Ainda durante o período de experiência, o encarregado do setor lhe procurou para saber se já tinha alugado casa em São José dos Campos. A família ficara em Itajubá, ele morava em um quarto alugado em São José.
– Não posso, como vou alugar se ainda não acabou a experiência?
– Arruma a casa, rapaz.
E, tirando da gaveta a documentação da experiência, completou:
– Já assinei, ó. Pode arrumar a casa. Não tem mais perigo.

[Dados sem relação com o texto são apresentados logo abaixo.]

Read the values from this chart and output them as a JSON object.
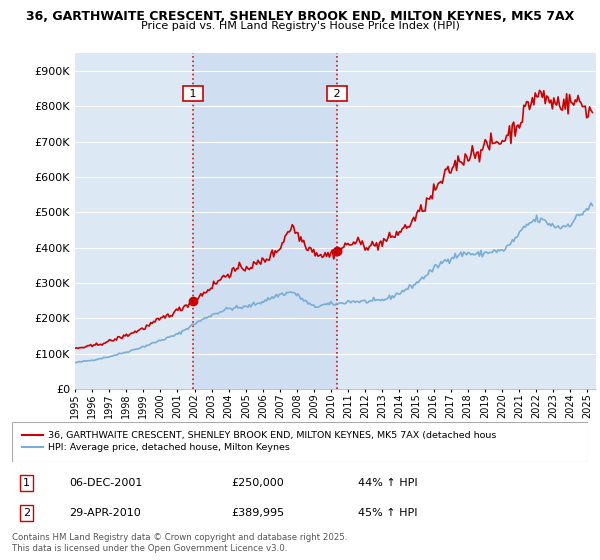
{
  "title_line1": "36, GARTHWAITE CRESCENT, SHENLEY BROOK END, MILTON KEYNES, MK5 7AX",
  "title_line2": "Price paid vs. HM Land Registry's House Price Index (HPI)",
  "bg_color": "#dce9f5",
  "shade_color": "#ccddf0",
  "red_line_color": "#cc0000",
  "blue_line_color": "#7aadd4",
  "dashed_line_color": "#cc0000",
  "purchase1_date": 2001.92,
  "purchase2_date": 2010.33,
  "purchase1_value": 250000,
  "purchase2_value": 389995,
  "legend_label_red": "36, GARTHWAITE CRESCENT, SHENLEY BROOK END, MILTON KEYNES, MK5 7AX (detached hous",
  "legend_label_blue": "HPI: Average price, detached house, Milton Keynes",
  "annotation1": [
    "1",
    "06-DEC-2001",
    "£250,000",
    "44% ↑ HPI"
  ],
  "annotation2": [
    "2",
    "29-APR-2010",
    "£389,995",
    "45% ↑ HPI"
  ],
  "footer": "Contains HM Land Registry data © Crown copyright and database right 2025.\nThis data is licensed under the Open Government Licence v3.0.",
  "ylim_max": 950000,
  "xmin": 1995.0,
  "xmax": 2025.5,
  "grid_color": "#ffffff",
  "label_fontsize": 8,
  "tick_fontsize": 7
}
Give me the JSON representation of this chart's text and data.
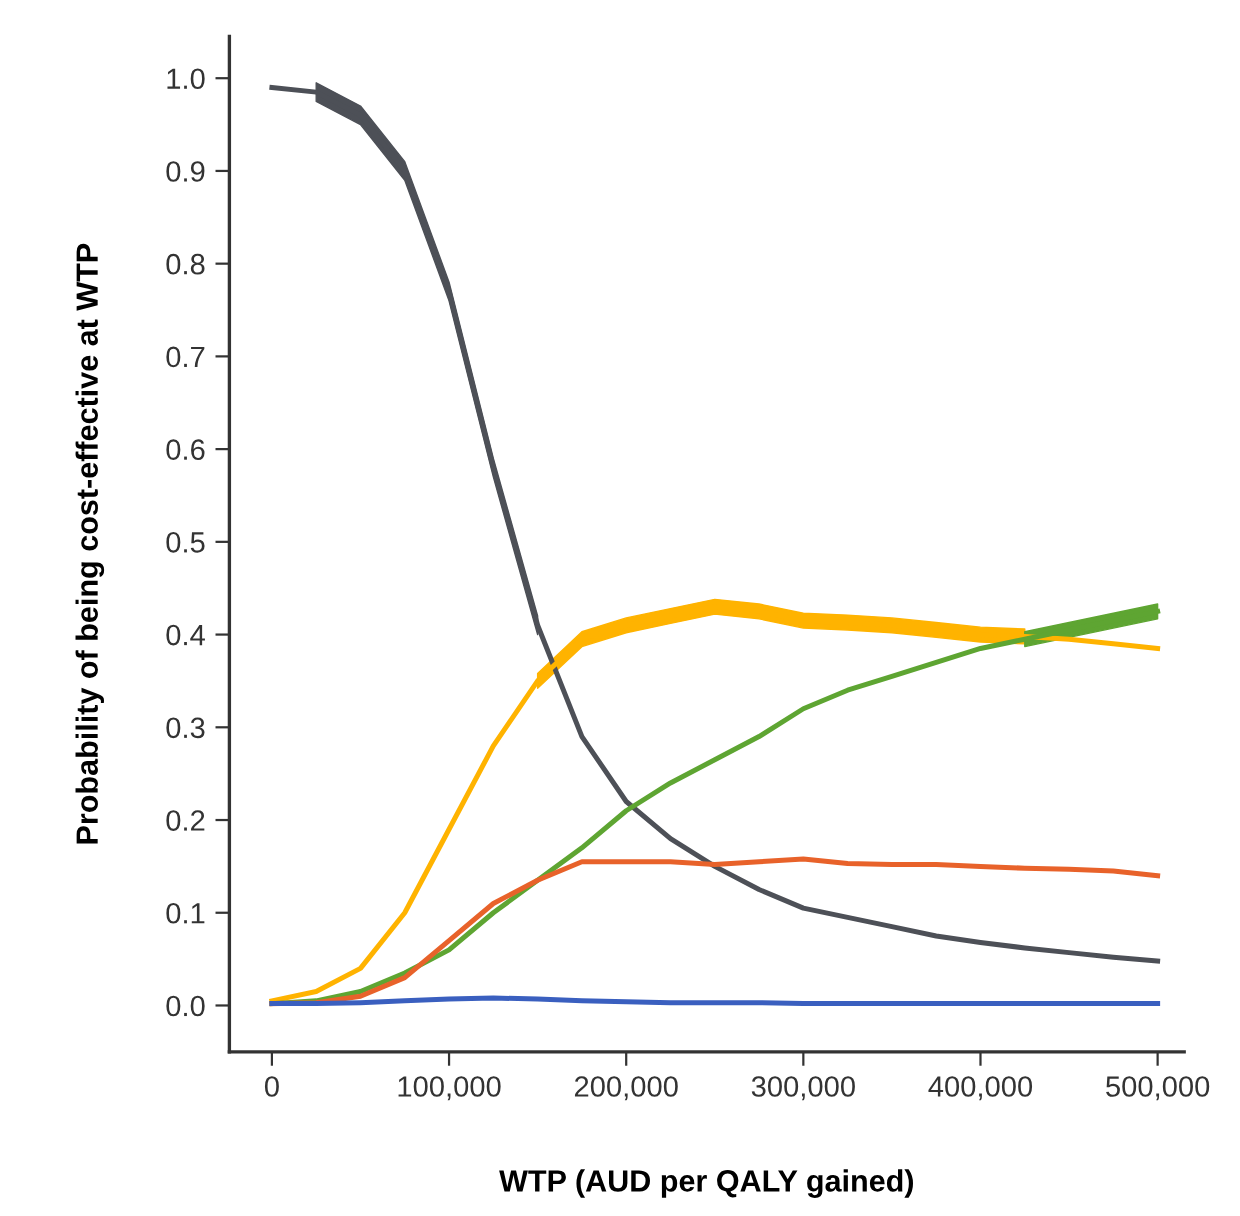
{
  "chart_data": {
    "type": "line",
    "xlabel": "WTP (AUD per QALY gained)",
    "ylabel": "Probability of being cost-effective at WTP",
    "x": [
      0,
      25000,
      50000,
      75000,
      100000,
      125000,
      150000,
      175000,
      200000,
      225000,
      250000,
      275000,
      300000,
      325000,
      350000,
      375000,
      400000,
      425000,
      450000,
      475000,
      500000
    ],
    "series": [
      {
        "color": "#4d5057",
        "values": [
          0.99,
          0.985,
          0.96,
          0.9,
          0.77,
          0.58,
          0.41,
          0.29,
          0.22,
          0.18,
          0.15,
          0.125,
          0.105,
          0.095,
          0.085,
          0.075,
          0.068,
          0.062,
          0.057,
          0.052,
          0.048
        ],
        "lower": [
          null,
          0.975,
          0.95,
          0.89,
          0.76,
          0.57,
          0.4,
          null,
          null,
          null,
          null,
          null,
          null,
          null,
          null,
          null,
          null,
          null,
          null,
          null,
          null
        ],
        "upper": [
          null,
          0.995,
          0.97,
          0.91,
          0.78,
          0.59,
          0.42,
          null,
          null,
          null,
          null,
          null,
          null,
          null,
          null,
          null,
          null,
          null,
          null,
          null,
          null
        ]
      },
      {
        "color": "#ffb300",
        "values": [
          0.005,
          0.015,
          0.04,
          0.1,
          0.19,
          0.28,
          0.35,
          0.395,
          0.41,
          0.42,
          0.43,
          0.425,
          0.415,
          0.413,
          0.41,
          0.405,
          0.4,
          0.398,
          0.395,
          0.39,
          0.385
        ],
        "lower": [
          null,
          null,
          null,
          null,
          null,
          null,
          0.342,
          0.387,
          0.402,
          0.412,
          0.422,
          0.417,
          0.407,
          0.405,
          0.402,
          0.397,
          0.392,
          0.39,
          null,
          null,
          null
        ],
        "upper": [
          null,
          null,
          null,
          null,
          null,
          null,
          0.358,
          0.403,
          0.418,
          0.428,
          0.438,
          0.433,
          0.423,
          0.421,
          0.418,
          0.413,
          0.408,
          0.406,
          null,
          null,
          null
        ]
      },
      {
        "color": "#5ea532",
        "values": [
          0.002,
          0.005,
          0.015,
          0.035,
          0.06,
          0.1,
          0.135,
          0.17,
          0.21,
          0.24,
          0.265,
          0.29,
          0.32,
          0.34,
          0.355,
          0.37,
          0.385,
          0.395,
          0.405,
          0.415,
          0.425
        ],
        "lower": [
          null,
          null,
          null,
          null,
          null,
          null,
          null,
          null,
          null,
          null,
          null,
          null,
          null,
          null,
          null,
          null,
          null,
          0.387,
          0.397,
          0.407,
          0.417
        ],
        "upper": [
          null,
          null,
          null,
          null,
          null,
          null,
          null,
          null,
          null,
          null,
          null,
          null,
          null,
          null,
          null,
          null,
          null,
          0.403,
          0.413,
          0.423,
          0.433
        ]
      },
      {
        "color": "#e8622a",
        "values": [
          0.002,
          0.003,
          0.01,
          0.03,
          0.07,
          0.11,
          0.135,
          0.155,
          0.155,
          0.155,
          0.152,
          0.155,
          0.158,
          0.153,
          0.152,
          0.152,
          0.15,
          0.148,
          0.147,
          0.145,
          0.14
        ]
      },
      {
        "color": "#3a5fbf",
        "values": [
          0.002,
          0.002,
          0.003,
          0.005,
          0.007,
          0.008,
          0.007,
          0.005,
          0.004,
          0.003,
          0.003,
          0.003,
          0.002,
          0.002,
          0.002,
          0.002,
          0.002,
          0.002,
          0.002,
          0.002,
          0.002
        ]
      }
    ],
    "xlim": [
      -24000,
      515000
    ],
    "ylim": [
      -0.05,
      1.045
    ],
    "xticks": [
      {
        "value": 0,
        "label": "0"
      },
      {
        "value": 100000,
        "label": "100,000"
      },
      {
        "value": 200000,
        "label": "200,000"
      },
      {
        "value": 300000,
        "label": "300,000"
      },
      {
        "value": 400000,
        "label": "400,000"
      },
      {
        "value": 500000,
        "label": "500,000"
      }
    ],
    "yticks": [
      {
        "value": 0,
        "label": "0.0"
      },
      {
        "value": 0.1,
        "label": "0.1"
      },
      {
        "value": 0.2,
        "label": "0.2"
      },
      {
        "value": 0.3,
        "label": "0.3"
      },
      {
        "value": 0.4,
        "label": "0.4"
      },
      {
        "value": 0.5,
        "label": "0.5"
      },
      {
        "value": 0.6,
        "label": "0.6"
      },
      {
        "value": 0.7,
        "label": "0.7"
      },
      {
        "value": 0.8,
        "label": "0.8"
      },
      {
        "value": 0.9,
        "label": "0.9"
      },
      {
        "value": 1,
        "label": "1.0"
      }
    ],
    "grid": false,
    "line_style": "solid",
    "marker": "none"
  }
}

Foi alugar a casa, trouxe a família para morar. Zé Benedito comenta que sua esposa teve dificuldades de adaptação no inicio. Havia saído de Itajubá, onde havia passado a maior parte de sua vida e onde morava perto de irmãos e irmãs. Agora, em São José dos Campos, não conhecia ninguém. Tinham três filhos e ele trabalhava no turno da noite, não era fácil. Mas Edna Maria Batista Pinto acabou se adaptando e superou a fase inicial. Conforme seu marido, ela insistia para ele estudar engenharia, porque depois, quando as crianças estivessem mais crescidas, ela queria fazer enfermagem. Só que ele não queria fazer engenharia. Queria fazer metalurgia. Mas não tinha na época, nem materiais. E ele não queria fazer mecânica por fazer. Se for para fazer, vou fazer aquilo que eu gosto, diz. Não fez.
Então quando o filho caçula, que nasceu em São José, estava com seus sete anos, Edna foi fazer faculdade, em Mogi das Cruzes. Estudou na faculdade de enfermagem, curso de quatro anos. Ia e voltava todo dia, de ônibus fretado. Formou-se e começou a trabalhar, na área de maternidade. Como explica Zé Benedito, ela trabalha com o que gosta, com crianças.

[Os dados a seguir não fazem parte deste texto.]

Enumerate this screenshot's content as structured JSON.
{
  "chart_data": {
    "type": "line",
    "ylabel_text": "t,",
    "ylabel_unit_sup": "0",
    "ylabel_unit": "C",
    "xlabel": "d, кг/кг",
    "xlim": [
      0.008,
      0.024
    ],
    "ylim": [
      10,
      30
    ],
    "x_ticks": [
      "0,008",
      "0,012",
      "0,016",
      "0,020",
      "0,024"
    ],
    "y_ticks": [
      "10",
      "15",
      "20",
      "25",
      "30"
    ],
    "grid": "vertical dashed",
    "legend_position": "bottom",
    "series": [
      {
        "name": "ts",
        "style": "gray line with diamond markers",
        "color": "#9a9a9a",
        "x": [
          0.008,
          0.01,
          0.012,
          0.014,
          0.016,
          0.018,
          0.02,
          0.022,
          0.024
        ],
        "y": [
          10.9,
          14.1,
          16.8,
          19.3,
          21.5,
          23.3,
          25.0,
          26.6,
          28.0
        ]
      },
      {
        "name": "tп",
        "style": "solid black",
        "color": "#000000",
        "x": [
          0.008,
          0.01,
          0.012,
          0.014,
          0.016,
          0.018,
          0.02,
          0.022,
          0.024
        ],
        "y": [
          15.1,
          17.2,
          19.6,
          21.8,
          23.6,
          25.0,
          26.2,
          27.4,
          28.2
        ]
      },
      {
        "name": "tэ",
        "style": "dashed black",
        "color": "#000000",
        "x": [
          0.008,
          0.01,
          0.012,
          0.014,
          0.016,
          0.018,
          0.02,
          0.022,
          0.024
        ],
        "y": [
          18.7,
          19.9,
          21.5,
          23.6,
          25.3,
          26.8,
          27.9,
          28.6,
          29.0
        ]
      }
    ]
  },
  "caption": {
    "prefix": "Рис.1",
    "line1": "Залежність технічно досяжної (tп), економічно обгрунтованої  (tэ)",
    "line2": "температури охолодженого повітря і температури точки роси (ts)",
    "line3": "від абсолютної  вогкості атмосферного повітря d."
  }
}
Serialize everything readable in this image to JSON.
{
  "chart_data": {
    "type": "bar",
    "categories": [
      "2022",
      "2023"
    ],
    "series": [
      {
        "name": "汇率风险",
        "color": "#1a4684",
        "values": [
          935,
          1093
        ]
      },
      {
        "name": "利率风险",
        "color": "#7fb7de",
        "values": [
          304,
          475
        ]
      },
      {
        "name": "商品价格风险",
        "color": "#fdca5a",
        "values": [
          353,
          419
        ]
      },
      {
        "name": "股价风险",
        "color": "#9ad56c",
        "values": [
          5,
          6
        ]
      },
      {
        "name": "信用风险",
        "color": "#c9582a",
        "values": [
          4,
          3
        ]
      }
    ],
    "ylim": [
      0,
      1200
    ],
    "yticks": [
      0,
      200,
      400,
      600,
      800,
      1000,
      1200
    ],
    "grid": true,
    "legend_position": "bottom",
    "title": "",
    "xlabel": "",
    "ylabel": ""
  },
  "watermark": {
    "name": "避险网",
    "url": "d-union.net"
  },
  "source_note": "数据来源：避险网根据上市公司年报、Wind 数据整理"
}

Em função dos seus conhecimentos e devido à prática que desenvolveu na sua atividade em tratamento térmico, desde 1992 José Benedito é instrutor no centro de treinamento da Embraer.

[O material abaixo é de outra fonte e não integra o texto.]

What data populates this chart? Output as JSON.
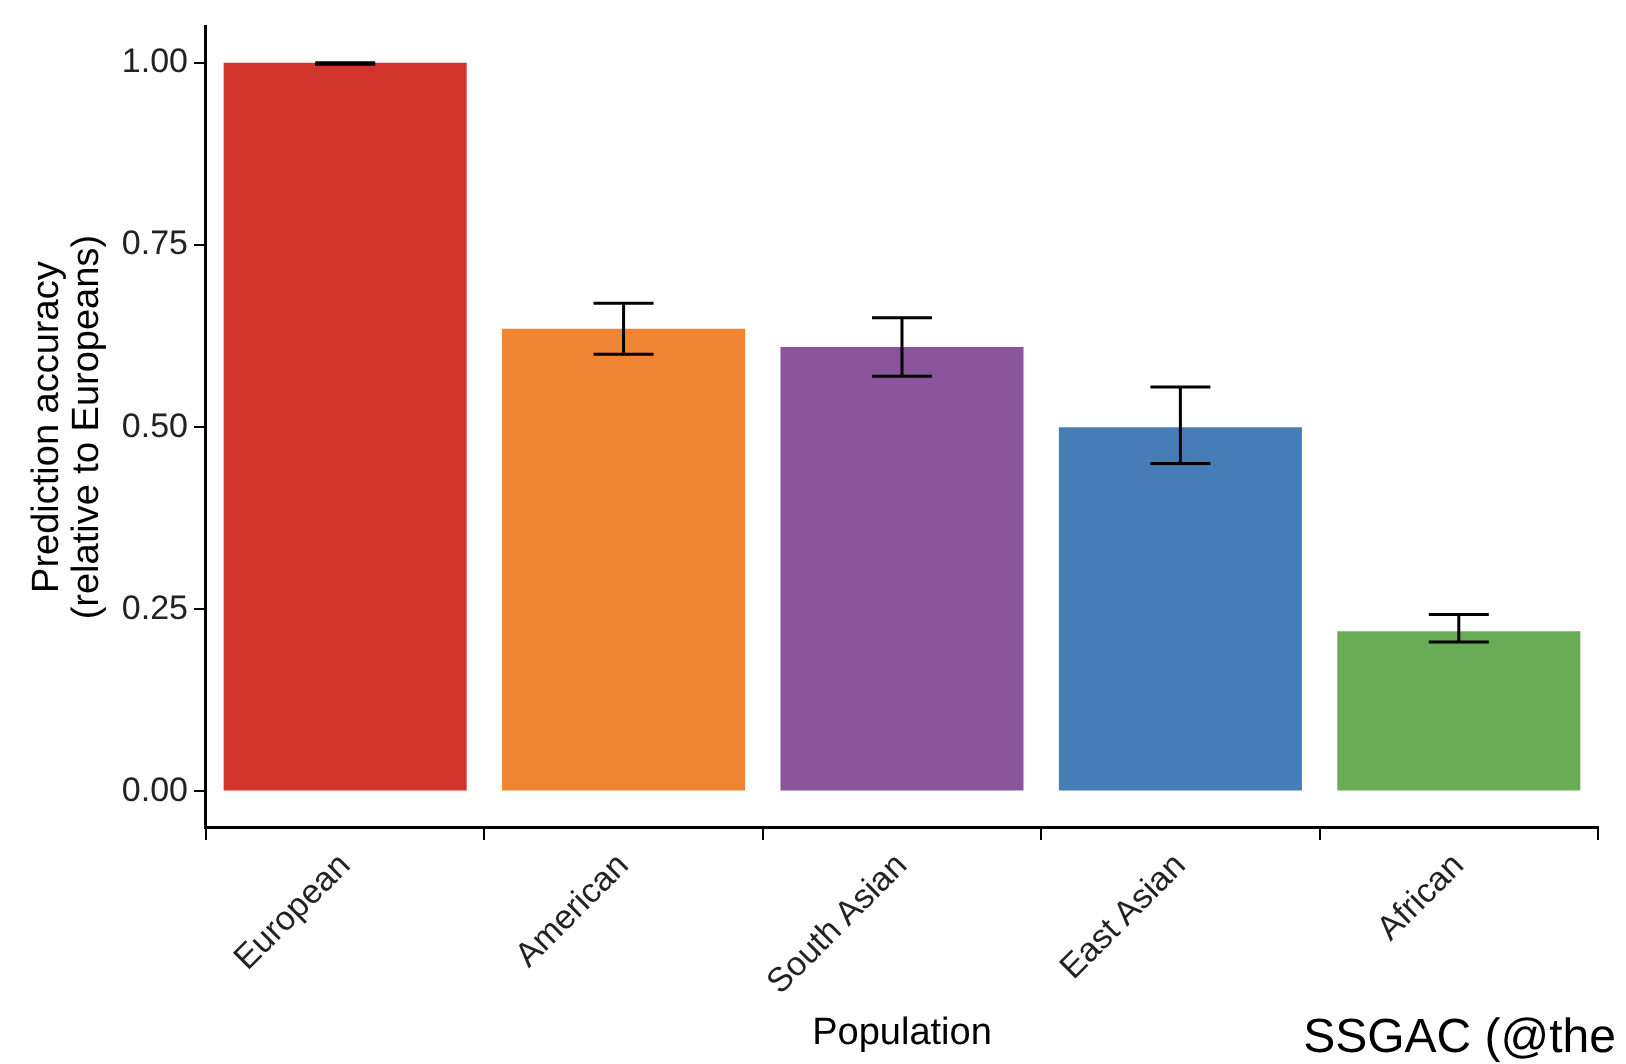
{
  "chart_data": {
    "type": "bar",
    "xlabel": "Population",
    "ylabel": "Prediction accuracy\n(relative to Europeans)",
    "categories": [
      "European",
      "American",
      "South Asian",
      "East Asian",
      "African"
    ],
    "values": [
      1.0,
      0.635,
      0.61,
      0.5,
      0.22
    ],
    "colors": [
      "#d2352b",
      "#ef8532",
      "#8b559d",
      "#467db6",
      "#68ad56"
    ],
    "errors": [
      [
        0.998,
        1.0
      ],
      [
        0.6,
        0.67
      ],
      [
        0.57,
        0.65
      ],
      [
        0.45,
        0.555
      ],
      [
        0.205,
        0.243
      ]
    ],
    "ylim": [
      -0.05,
      1.05
    ],
    "yticks": [
      {
        "value": 0,
        "label": "0.00"
      },
      {
        "value": 0.25,
        "label": "0.25"
      },
      {
        "value": 0.5,
        "label": "0.50"
      },
      {
        "value": 0.75,
        "label": "0.75"
      },
      {
        "value": 1,
        "label": "1.00"
      }
    ],
    "grid": false,
    "legend": false,
    "annotations": [
      "SSGAC (@the"
    ]
  }
}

De cursos de tratamento térmico, não podia ser diferente. Criou cursos de termometria, pela necessidade de capacitar pessoas quanto aos requisitos da norma aeronáutica AMS 2750. Também é professor na área de tecnologia de materiais metálicos na Escola Politécnica Empreendedor Izidro Muniz, em São José dos Campos.
Agora, quase completando 27 anos de trabalho contínuo em seu departamento de tratamento térmico na Embraer, José Benedito está se aposentando. Como ele diz:
– Quero sair em boas condições, saúde, física, mental. Depois de trabalhar 26 anos e 8 meses na Embraer, é um grande orgulho poder ter trabalhado em uma empresa assim.
Os planos para o futuro de José Bendito Pinto incluem a continuação na atividade de professor e a criação de uma empresa de consultoria, também na área de metalurgia. Entre os objetivos de seu negócio próprio, está o de adequação de equipamentos e processos térmicos, para atendimento ás normas aeronáuticas, entre outras. Aproveitando os três T do diagrama TTT, ele já criou o nome da empresa: TTTérmicos, Técnicas de Tratamentos Térmicos.